Trump remains fixated with Biden weeks after he dropped out of the race
During an interview released Tuesday, Trump brought up Biden’s withdrawal from the race two separate times.
Donald Trump is no longer running against President Joe Biden.
That’s been the case for the more than six weeks since Biden bowed to Democratic pressure and withdrew from the race, weeks after his June 27 debate performance amplified long-standing fears among his own party that he could not defeat the former president.
Democrats have eagerly and swiftly moved on, turning their attention toward Vice President Kamala Harris’ campaign and the sudden burst of enthusiasm that the ticket swap generated within the party’s base.
But in recent interviews, speeches, and on social media, Trump has regularly returned to the topic of Biden’s sudden withdrawal, describing it as a “coup” while expressing disbelief that the events of late July ever came to pass.
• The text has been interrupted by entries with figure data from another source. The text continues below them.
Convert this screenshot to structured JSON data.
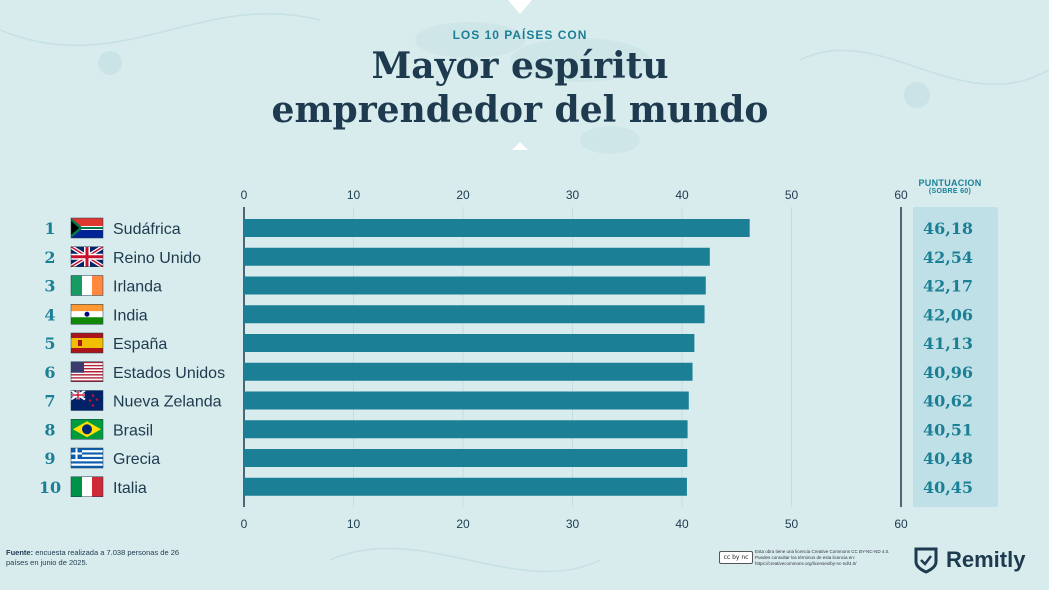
{
  "header": {
    "subtitle": "LOS 10 PAÍSES CON",
    "title_line1": "Mayor espíritu",
    "title_line2": "emprendedor del mundo"
  },
  "score_header": {
    "line1": "PUNTUACION",
    "line2": "(SOBRE 60)"
  },
  "colors": {
    "background": "#d8ecee",
    "bar": "#1b7f95",
    "score_panel": "#bfe0e6",
    "text_dark": "#1d3a4e",
    "rank": "#1b7f95"
  },
  "chart_data": {
    "type": "bar",
    "orientation": "horizontal",
    "categories": [
      "Sudáfrica",
      "Reino Unido",
      "Irlanda",
      "India",
      "España",
      "Estados Unidos",
      "Nueva Zelanda",
      "Brasil",
      "Grecia",
      "Italia"
    ],
    "ranks": [
      "1",
      "2",
      "3",
      "4",
      "5",
      "6",
      "7",
      "8",
      "9",
      "10"
    ],
    "values": [
      46.18,
      42.54,
      42.17,
      42.06,
      41.13,
      40.96,
      40.62,
      40.51,
      40.48,
      40.45
    ],
    "value_labels": [
      "46,18",
      "42,54",
      "42,17",
      "42,06",
      "41,13",
      "40,96",
      "40,62",
      "40,51",
      "40,48",
      "40,45"
    ],
    "flags": [
      "flag-south-africa",
      "flag-united-kingdom",
      "flag-ireland",
      "flag-india",
      "flag-spain",
      "flag-united-states",
      "flag-new-zealand",
      "flag-brazil",
      "flag-greece",
      "flag-italy"
    ],
    "xlim": [
      0,
      60
    ],
    "ticks": [
      0,
      10,
      20,
      30,
      40,
      50,
      60
    ],
    "tick_labels": [
      "0",
      "10",
      "20",
      "30",
      "40",
      "50",
      "60"
    ],
    "axis_position": "top and bottom",
    "grid": true
  },
  "footer": {
    "source_label": "Fuente:",
    "source_text": "encuesta realizada a 7.038 personas de 26 países en junio de 2025.",
    "cc_badge": "cc by nc",
    "license_text": "Esta obra tiene una licencia Creative Commons CC BY-NC-ND 4.0. Puedes consultar los términos de esta licencia en: https://creativecommons.org/licenses/by-nc-nd/4.0/",
    "brand": "Remitly"
  }
}
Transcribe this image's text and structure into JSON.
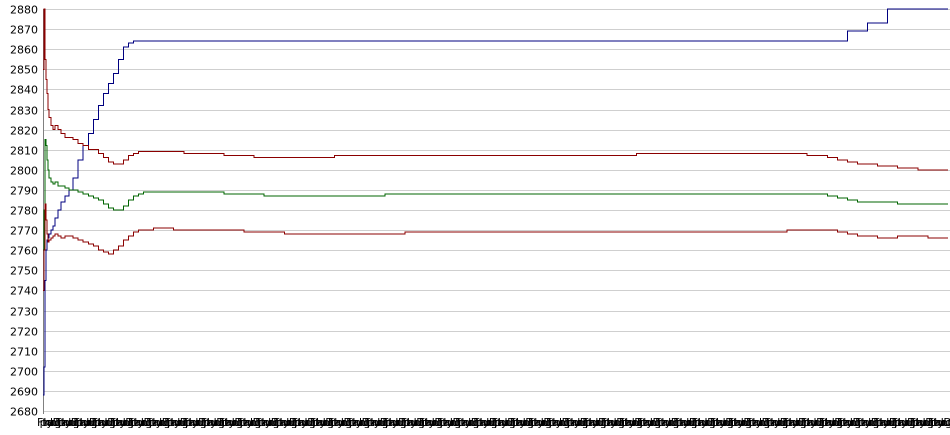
{
  "chart_data": {
    "type": "line",
    "title": "",
    "xlabel": "",
    "ylabel": "",
    "ylim": [
      2680,
      2880
    ],
    "yticks": [
      2680,
      2690,
      2700,
      2710,
      2720,
      2730,
      2740,
      2750,
      2760,
      2770,
      2780,
      2790,
      2800,
      2810,
      2820,
      2830,
      2840,
      2850,
      2860,
      2870,
      2880
    ],
    "grid": true,
    "legend": "none",
    "x_tick_labels": [
      "Fla",
      "pu",
      "ty",
      "nu",
      "ug",
      "ht",
      "Dar",
      "Fl",
      "pu",
      "ty",
      "nu",
      "ug",
      "ht",
      "Dar",
      "Fl",
      "pu",
      "ty",
      "nu",
      "ug",
      "ht",
      "Dar",
      "Fl",
      "pu",
      "ty",
      "nu",
      "ug",
      "ht",
      "Dar",
      "Fl",
      "pu",
      "ty",
      "nu",
      "ug",
      "ht",
      "Dar",
      "Fl",
      "pu",
      "ty",
      "nu",
      "ug",
      "ht",
      "Dar",
      "Fl",
      "pu",
      "ty",
      "nu",
      "ug",
      "ht",
      "Dar",
      "Fl",
      "pu",
      "ty",
      "nu",
      "ug",
      "ht",
      "Dar",
      "Fl",
      "pu",
      "ty",
      "nu",
      "ug",
      "ht",
      "Dar",
      "Fl",
      "pu",
      "ty",
      "nu",
      "ug",
      "ht",
      "Dar",
      "Fl",
      "pu",
      "ty",
      "nu",
      "ug",
      "ht",
      "Dar",
      "Fl",
      "pu",
      "ty",
      "nu",
      "ug",
      "ht",
      "Dar",
      "Fl",
      "pu",
      "ty",
      "nu",
      "ug",
      "ht",
      "Dar",
      "Fl",
      "pu",
      "ty",
      "nu",
      "ug",
      "ht",
      "Dar",
      "Fl",
      "pu",
      "ty",
      "nu",
      "ug",
      "ht",
      "Dar",
      "Fl",
      "pu",
      "ty",
      "nu",
      "ug",
      "ht",
      "Dar",
      "Fl",
      "pu",
      "ty",
      "nu",
      "ug",
      "ht",
      "Dar",
      "Fl",
      "pu",
      "ty",
      "nu",
      "ug",
      "ht",
      "Dar",
      "Fl",
      "pu",
      "ty",
      "nu",
      "ug",
      "ht",
      "Dar",
      "Fl",
      "pu",
      "ty",
      "nu",
      "ug",
      "ht",
      "Dar",
      "Fl",
      "pu",
      "ty",
      "nu",
      "ug",
      "ht",
      "Dar",
      "Fl",
      "pu",
      "ty",
      "nu",
      "ug",
      "ht",
      "Dar",
      "Fl",
      "pu",
      "ty",
      "nu",
      "ug",
      "ht",
      "Dar",
      "Fl",
      "pu",
      "ty",
      "nu",
      "ug",
      "ht",
      "Dar",
      "Fl",
      "pu",
      "ty",
      "nu",
      "ug",
      "ht",
      "Dar",
      "Fl",
      "pu",
      "ty",
      "nu",
      "ug",
      "ht",
      "Dar",
      "Fl",
      "pu",
      "ty",
      "nu",
      "ug",
      "ht",
      "Dar",
      "Fl",
      "pu",
      "ty",
      "nu",
      "ug",
      "ht",
      "Dar",
      "Fl",
      "pu",
      "ty",
      "nu",
      "ug",
      "ht",
      "Dar",
      "Fl",
      "pu",
      "ty",
      "nu",
      "ug",
      "ht",
      "Dar",
      "Fl",
      "pu",
      "ty",
      "nu",
      "ug",
      "ht",
      "Dar",
      "Fl",
      "pu",
      "ty",
      "nu",
      "ug",
      "ht",
      "Dar",
      "Fl",
      "pu",
      "ty",
      "nu",
      "ug",
      "ht",
      "Dar",
      "Fl",
      "pu",
      "ty",
      "nu",
      "ug",
      "ht",
      "Dar",
      "Fl",
      "pu",
      "ty",
      "nu",
      "ug",
      "ht",
      "Dar",
      "Fl",
      "pu",
      "ty",
      "nu",
      "ug",
      "ht",
      "Dar",
      "Fl",
      "pu",
      "ty",
      "nu",
      "ug",
      "ht",
      "Dar",
      "Fl",
      "pu",
      "ty",
      "nu",
      "ug",
      "ht",
      "Dar",
      "Fl",
      "pu",
      "ty",
      "nu",
      "ug",
      "ht",
      "Dar",
      "Fl",
      "pu",
      "ty",
      "nu",
      "ug",
      "ht",
      "Dar",
      "Fl",
      "pu",
      "ty",
      "nu",
      "ug",
      "ht",
      "Dar",
      "Fl",
      "pu",
      "ty",
      "nu",
      "ug",
      "ht",
      "Dar",
      "Fl",
      "pu",
      "ty",
      "nu",
      "ug",
      "ht",
      "Dar",
      "Fl",
      "pu",
      "ty",
      "nu",
      "ug",
      "ht",
      "Dar",
      "Fl",
      "pu",
      "ty",
      "nu",
      "ug",
      "ht",
      "Dar",
      "Fl",
      "pu",
      "ty",
      "nu",
      "ug",
      "ht",
      "Dar",
      "Fl",
      "pu",
      "ty",
      "nu",
      "ug",
      "ht",
      "Dar",
      "Fl",
      "pu",
      "ty",
      "nu",
      "ug",
      "ht",
      "Dar",
      "Fl",
      "pu",
      "ty",
      "nu",
      "ug",
      "ht",
      "Dar",
      "Fl",
      "pu",
      "ty",
      "nu",
      "ug",
      "ht",
      "Dar"
    ],
    "x": [
      0,
      1,
      2,
      3,
      4,
      5,
      6,
      8,
      10,
      12,
      15,
      18,
      22,
      26,
      30,
      35,
      40,
      45,
      50,
      55,
      60,
      65,
      70,
      75,
      80,
      85,
      90,
      95,
      100,
      110,
      120,
      130,
      140,
      150,
      160,
      170,
      180,
      190,
      200,
      210,
      220,
      230,
      240,
      250,
      260,
      270,
      280,
      290,
      300,
      310,
      320,
      330,
      340,
      350,
      360,
      370,
      380,
      390,
      400,
      410,
      420,
      430,
      440,
      450,
      460,
      470,
      480,
      490,
      500,
      510,
      520,
      530,
      540,
      550,
      560,
      570,
      580,
      590,
      600,
      610,
      620,
      630,
      640,
      650,
      660,
      670,
      680,
      690,
      700,
      710,
      720,
      730,
      740,
      750,
      760,
      770,
      780,
      790,
      800,
      810,
      820,
      830,
      840,
      850,
      860,
      870,
      880,
      890,
      900
    ],
    "series": [
      {
        "color": "#000080",
        "values": [
          2688,
          2702,
          2745,
          2760,
          2765,
          2766,
          2768,
          2770,
          2772,
          2776,
          2780,
          2784,
          2787,
          2790,
          2796,
          2805,
          2812,
          2818,
          2825,
          2832,
          2838,
          2843,
          2848,
          2855,
          2861,
          2863,
          2864,
          2864,
          2864,
          2864,
          2864,
          2864,
          2864,
          2864,
          2864,
          2864,
          2864,
          2864,
          2864,
          2864,
          2864,
          2864,
          2864,
          2864,
          2864,
          2864,
          2864,
          2864,
          2864,
          2864,
          2864,
          2864,
          2864,
          2864,
          2864,
          2864,
          2864,
          2864,
          2864,
          2864,
          2864,
          2864,
          2864,
          2864,
          2864,
          2864,
          2864,
          2864,
          2864,
          2864,
          2864,
          2864,
          2864,
          2864,
          2864,
          2864,
          2864,
          2864,
          2864,
          2864,
          2864,
          2864,
          2864,
          2864,
          2864,
          2864,
          2864,
          2864,
          2864,
          2864,
          2864,
          2864,
          2864,
          2864,
          2864,
          2864,
          2864,
          2864,
          2869,
          2869,
          2873,
          2873,
          2880,
          2880,
          2880,
          2880,
          2880,
          2880,
          2880
        ]
      },
      {
        "color": "#8b0000",
        "values": [
          2850,
          2880,
          2855,
          2845,
          2838,
          2830,
          2826,
          2822,
          2820,
          2822,
          2820,
          2818,
          2816,
          2816,
          2815,
          2813,
          2812,
          2810,
          2810,
          2808,
          2806,
          2804,
          2803,
          2803,
          2805,
          2807,
          2808,
          2809,
          2809,
          2809,
          2809,
          2809,
          2808,
          2808,
          2808,
          2808,
          2807,
          2807,
          2807,
          2806,
          2806,
          2806,
          2806,
          2806,
          2806,
          2806,
          2806,
          2807,
          2807,
          2807,
          2807,
          2807,
          2807,
          2807,
          2807,
          2807,
          2807,
          2807,
          2807,
          2807,
          2807,
          2807,
          2807,
          2807,
          2807,
          2807,
          2807,
          2807,
          2807,
          2807,
          2807,
          2807,
          2807,
          2807,
          2807,
          2807,
          2807,
          2808,
          2808,
          2808,
          2808,
          2808,
          2808,
          2808,
          2808,
          2808,
          2808,
          2808,
          2808,
          2808,
          2808,
          2808,
          2808,
          2808,
          2807,
          2807,
          2806,
          2805,
          2804,
          2803,
          2803,
          2802,
          2802,
          2801,
          2801,
          2800,
          2800,
          2800,
          2800
        ]
      },
      {
        "color": "#006400",
        "values": [
          2760,
          2780,
          2815,
          2812,
          2805,
          2800,
          2796,
          2794,
          2793,
          2794,
          2792,
          2792,
          2791,
          2790,
          2790,
          2789,
          2788,
          2787,
          2786,
          2785,
          2783,
          2781,
          2780,
          2780,
          2782,
          2785,
          2787,
          2788,
          2789,
          2789,
          2789,
          2789,
          2789,
          2789,
          2789,
          2789,
          2788,
          2788,
          2788,
          2788,
          2787,
          2787,
          2787,
          2787,
          2787,
          2787,
          2787,
          2787,
          2787,
          2787,
          2787,
          2787,
          2788,
          2788,
          2788,
          2788,
          2788,
          2788,
          2788,
          2788,
          2788,
          2788,
          2788,
          2788,
          2788,
          2788,
          2788,
          2788,
          2788,
          2788,
          2788,
          2788,
          2788,
          2788,
          2788,
          2788,
          2788,
          2788,
          2788,
          2788,
          2788,
          2788,
          2788,
          2788,
          2788,
          2788,
          2788,
          2788,
          2788,
          2788,
          2788,
          2788,
          2788,
          2788,
          2788,
          2788,
          2787,
          2786,
          2785,
          2784,
          2784,
          2784,
          2784,
          2783,
          2783,
          2783,
          2783,
          2783,
          2783
        ]
      },
      {
        "color": "#8b0000",
        "values": [
          2740,
          2760,
          2783,
          2775,
          2768,
          2764,
          2765,
          2766,
          2767,
          2768,
          2767,
          2766,
          2767,
          2767,
          2766,
          2765,
          2764,
          2763,
          2762,
          2760,
          2759,
          2758,
          2760,
          2762,
          2765,
          2767,
          2769,
          2770,
          2770,
          2771,
          2771,
          2770,
          2770,
          2770,
          2770,
          2770,
          2770,
          2770,
          2769,
          2769,
          2769,
          2769,
          2768,
          2768,
          2768,
          2768,
          2768,
          2768,
          2768,
          2768,
          2768,
          2768,
          2768,
          2768,
          2769,
          2769,
          2769,
          2769,
          2769,
          2769,
          2769,
          2769,
          2769,
          2769,
          2769,
          2769,
          2769,
          2769,
          2769,
          2769,
          2769,
          2769,
          2769,
          2769,
          2769,
          2769,
          2769,
          2769,
          2769,
          2769,
          2769,
          2769,
          2769,
          2769,
          2769,
          2769,
          2769,
          2769,
          2769,
          2769,
          2769,
          2769,
          2770,
          2770,
          2770,
          2770,
          2770,
          2769,
          2768,
          2767,
          2767,
          2766,
          2766,
          2767,
          2767,
          2767,
          2766,
          2766,
          2766
        ]
      }
    ]
  }
}
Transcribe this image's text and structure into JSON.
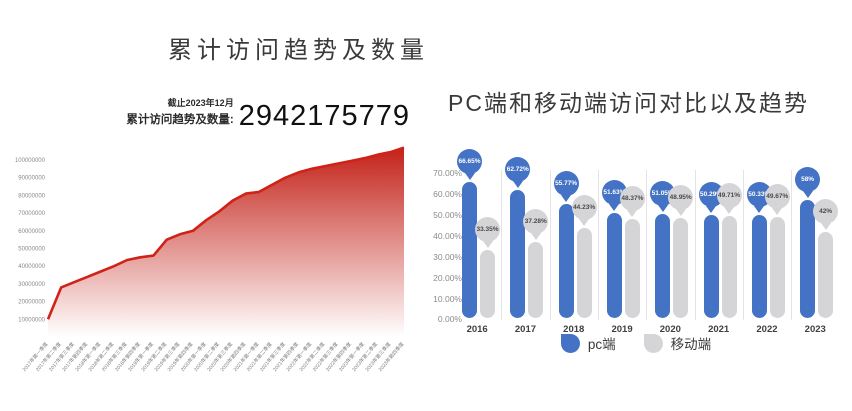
{
  "left_panel": {
    "title": "累计访问趋势及数量",
    "asof_label": "截止2023年12月",
    "total_label": "累计访问趋势及数量:",
    "total_value": "2942175779"
  },
  "right_panel": {
    "title": "PC端和移动端访问对比以及趋势"
  },
  "chart_data": [
    {
      "type": "area",
      "title": "累计访问趋势及数量",
      "categories": [
        "2017年第一季度",
        "2017年第二季度",
        "2017年第三季度",
        "2017年第四季度",
        "2018年第一季度",
        "2018年第二季度",
        "2018年第三季度",
        "2018年第四季度",
        "2019年第一季度",
        "2019年第二季度",
        "2019年第三季度",
        "2019年第四季度",
        "2020年第一季度",
        "2020年第二季度",
        "2020年第三季度",
        "2020年第四季度",
        "2021年第一季度",
        "2021年第二季度",
        "2021年第三季度",
        "2021年第四季度",
        "2022年第一季度",
        "2022年第二季度",
        "2022年第三季度",
        "2022年第四季度",
        "2023年第一季度",
        "2023年第二季度",
        "2023年第三季度",
        "2023年第四季度"
      ],
      "values": [
        10000000,
        28000000,
        31000000,
        34000000,
        37000000,
        40000000,
        43500000,
        45000000,
        46000000,
        55000000,
        58000000,
        60000000,
        66000000,
        71000000,
        77000000,
        81000000,
        82000000,
        86000000,
        90000000,
        93000000,
        95000000,
        96500000,
        98000000,
        99500000,
        101000000,
        103000000,
        104500000,
        107000000
      ],
      "yticks": [
        "10000000",
        "20000000",
        "30000000",
        "40000000",
        "50000000",
        "60000000",
        "70000000",
        "80000000",
        "90000000",
        "100000000"
      ],
      "ylim": [
        0,
        110000000
      ],
      "xlabel": "",
      "ylabel": "",
      "grid": false,
      "line_color": "#cf2318",
      "fill_gradient_top": "#c32017",
      "fill_gradient_bottom": "#ffffff"
    },
    {
      "type": "bar",
      "title": "PC端和移动端访问对比以及趋势",
      "categories": [
        "2016",
        "2017",
        "2018",
        "2019",
        "2020",
        "2021",
        "2022",
        "2023"
      ],
      "series": [
        {
          "name": "pc端",
          "color": "#4472c4",
          "label_text_color": "#ffffff",
          "values": [
            66.65,
            62.72,
            55.77,
            51.63,
            51.05,
            50.29,
            50.33,
            58
          ],
          "labels": [
            "66.65%",
            "62.72%",
            "55.77%",
            "51.63%",
            "51.05%",
            "50.29%",
            "50.33%",
            "58%"
          ]
        },
        {
          "name": "移动端",
          "color": "#d5d5d7",
          "label_text_color": "#4a4a4a",
          "values": [
            33.35,
            37.28,
            44.23,
            48.37,
            48.95,
            49.71,
            49.67,
            42
          ],
          "labels": [
            "33.35%",
            "37.28%",
            "44.23%",
            "48.37%",
            "48.95%",
            "49.71%",
            "49.67%",
            "42%"
          ]
        }
      ],
      "yticks": [
        "70.00%",
        "60.00%",
        "50.00%",
        "40.00%",
        "30.00%",
        "20.00%",
        "10.00%",
        "0.00%"
      ],
      "ylim": [
        0,
        70
      ],
      "xlabel": "",
      "ylabel": "",
      "grid": false,
      "legend_position": "bottom"
    }
  ]
}
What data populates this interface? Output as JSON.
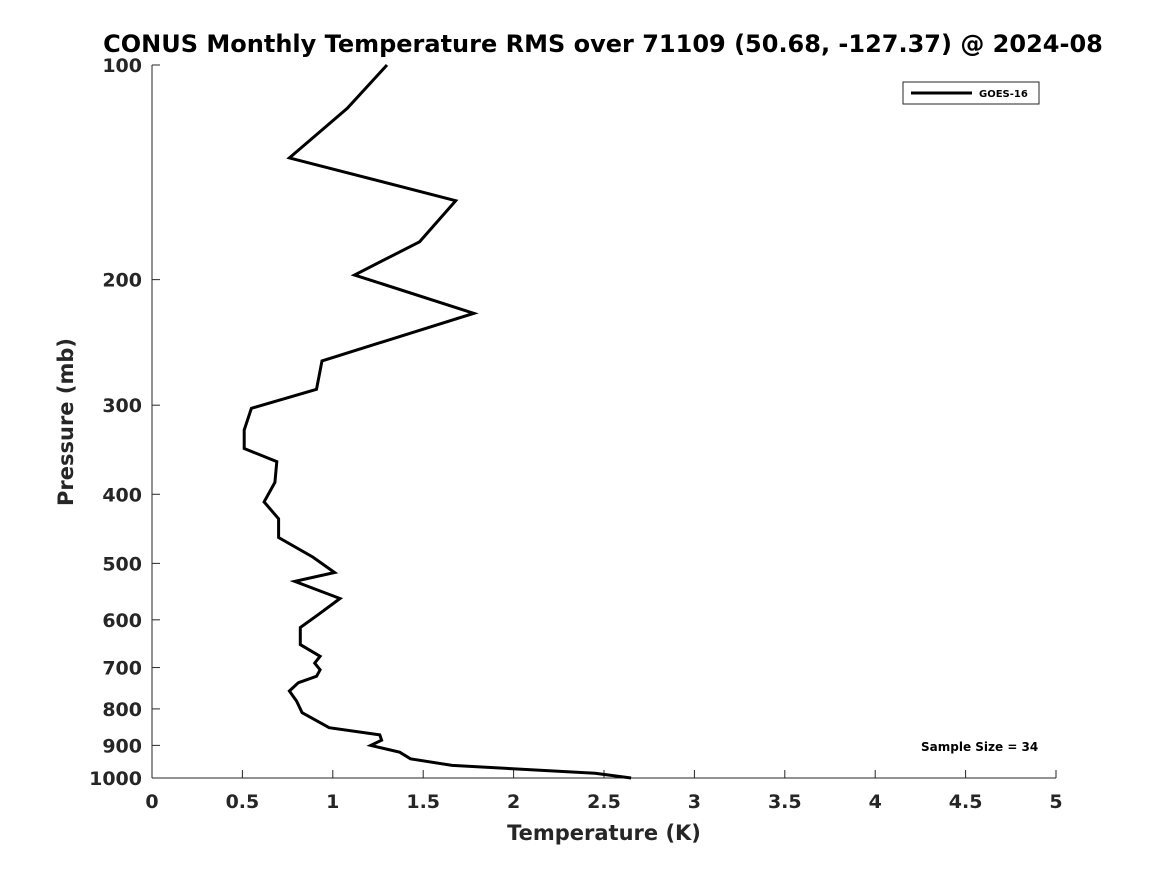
{
  "chart_data": {
    "type": "line",
    "title": "CONUS Monthly Temperature RMS over 71109 (50.68, -127.37) @ 2024-08",
    "xlabel": "Temperature (K)",
    "ylabel": "Pressure (mb)",
    "xlim": [
      0,
      5
    ],
    "ylim": [
      100,
      1000
    ],
    "y_scale": "log",
    "y_reversed": true,
    "x_ticks": [
      "0",
      "0.5",
      "1",
      "1.5",
      "2",
      "2.5",
      "3",
      "3.5",
      "4",
      "4.5",
      "5"
    ],
    "y_ticks": [
      "100",
      "200",
      "300",
      "400",
      "500",
      "600",
      "700",
      "800",
      "900",
      "1000"
    ],
    "legend_position": "top-right",
    "grid": false,
    "annotation": "Sample Size = 34",
    "series": [
      {
        "name": "GOES-16",
        "color": "#000000",
        "x": [
          1.3,
          1.08,
          0.76,
          1.68,
          1.48,
          1.12,
          1.78,
          0.94,
          0.91,
          0.55,
          0.51,
          0.51,
          0.69,
          0.68,
          0.62,
          0.7,
          0.7,
          0.89,
          1.01,
          0.79,
          1.04,
          0.92,
          0.82,
          0.82,
          0.93,
          0.9,
          0.93,
          0.91,
          0.81,
          0.76,
          0.8,
          0.83,
          0.98,
          1.26,
          1.27,
          1.21,
          1.37,
          1.43,
          1.66,
          2.45,
          2.65
        ],
        "y": [
          100,
          115,
          135,
          155,
          177,
          197,
          223,
          260,
          285,
          303,
          325,
          345,
          360,
          385,
          410,
          433,
          460,
          490,
          515,
          530,
          560,
          590,
          615,
          650,
          675,
          690,
          705,
          720,
          735,
          755,
          780,
          810,
          850,
          870,
          885,
          900,
          920,
          940,
          960,
          985,
          1000
        ]
      }
    ]
  }
}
“You know we were up massively by Biden. How would you like to be me?” Trump said at a rally in Michigan last week. “I spent $100 million dollars on fighting him. We weren’t fighting anyone else. We weren’t fighting a vice president. We didn’t even know who the hell she was, and then all of a sudden they say, ‘Joe, you’re losing badly, you got to get out.'”
In an interview released on Tuesday, the podcaster Lex Fridman asked Trump if he would like to see Harris sit for more interviews. “I don’t know,” the former president said. “I can’t believe the whole thing is happening.”
Minutes later, he returned to the topic again in the midst of a meandering response to a question from Fridman about how he would negotiate an end to the war in Ukraine, painting a portrait of a world ablaze as Biden stands by.
“He sort of checked out,” Trump said of Biden. “Hey look, you know, you can’t blame him. That was a coup. They took it over.”
The notion that Biden’s decision was a “coup,” though often repeated by Republicans, ultimately doesn’t hold up. If anything, the tortured three weeks that Democratic officials spent trying to convince Biden to drop out illustrated the weakness of modern American political parties and the ability of one person to resist the will of the party’s base.
“You know, there was a coup,” Trump said at a Wisconsin event last week with former Democratic Rep. Tulsi Gabbard of Hawaii, going on to note Biden’s performance in this year’s relatively uncompetitive Democratic presidential primary. “I’m not a fan of his. He was the worst president. But think of this: He got 14 million votes.”
The previous week, Trump claimed in a Truth Social post that Biden was exhibiting “ANGER at being humiliated by the Democrats” during his speech at the party’s convention. “I don’t know why he gave up, I don’t know why he quit,” Trump wrote.
It’s a dynamic that’s led some Democrats to question whether Trump is personally upset by Biden’s decision to withdraw from the race. Reporting suggests that Trump’s 2024 campaign — a much more disciplined and organized operation than either of his previous campaigns — was designed specifically to beat Biden.
Trump’s campaign, of course, won’t say such things publicly. “It is important to remind voters of what happened with Biden,” Steven Cheung, Trump’s campaign spokesman, said in a statement for this story. “There was a political coup by the Democrats to force him out of the race.”
But privately, the tone is a little different. Sen. JD Vance of Ohio, Trump’s running mate, told donors that Harris’ ascent was a “political sucker punch” days after she launched her campaign, according to a recording obtained by The Washington Post.
“The bad news is that Kamala Harris does not have the same baggage as Joe Biden,” Vance said at a fundraiser, according to the recording. “Because whatever we might have to say, Kamala is a lot younger.”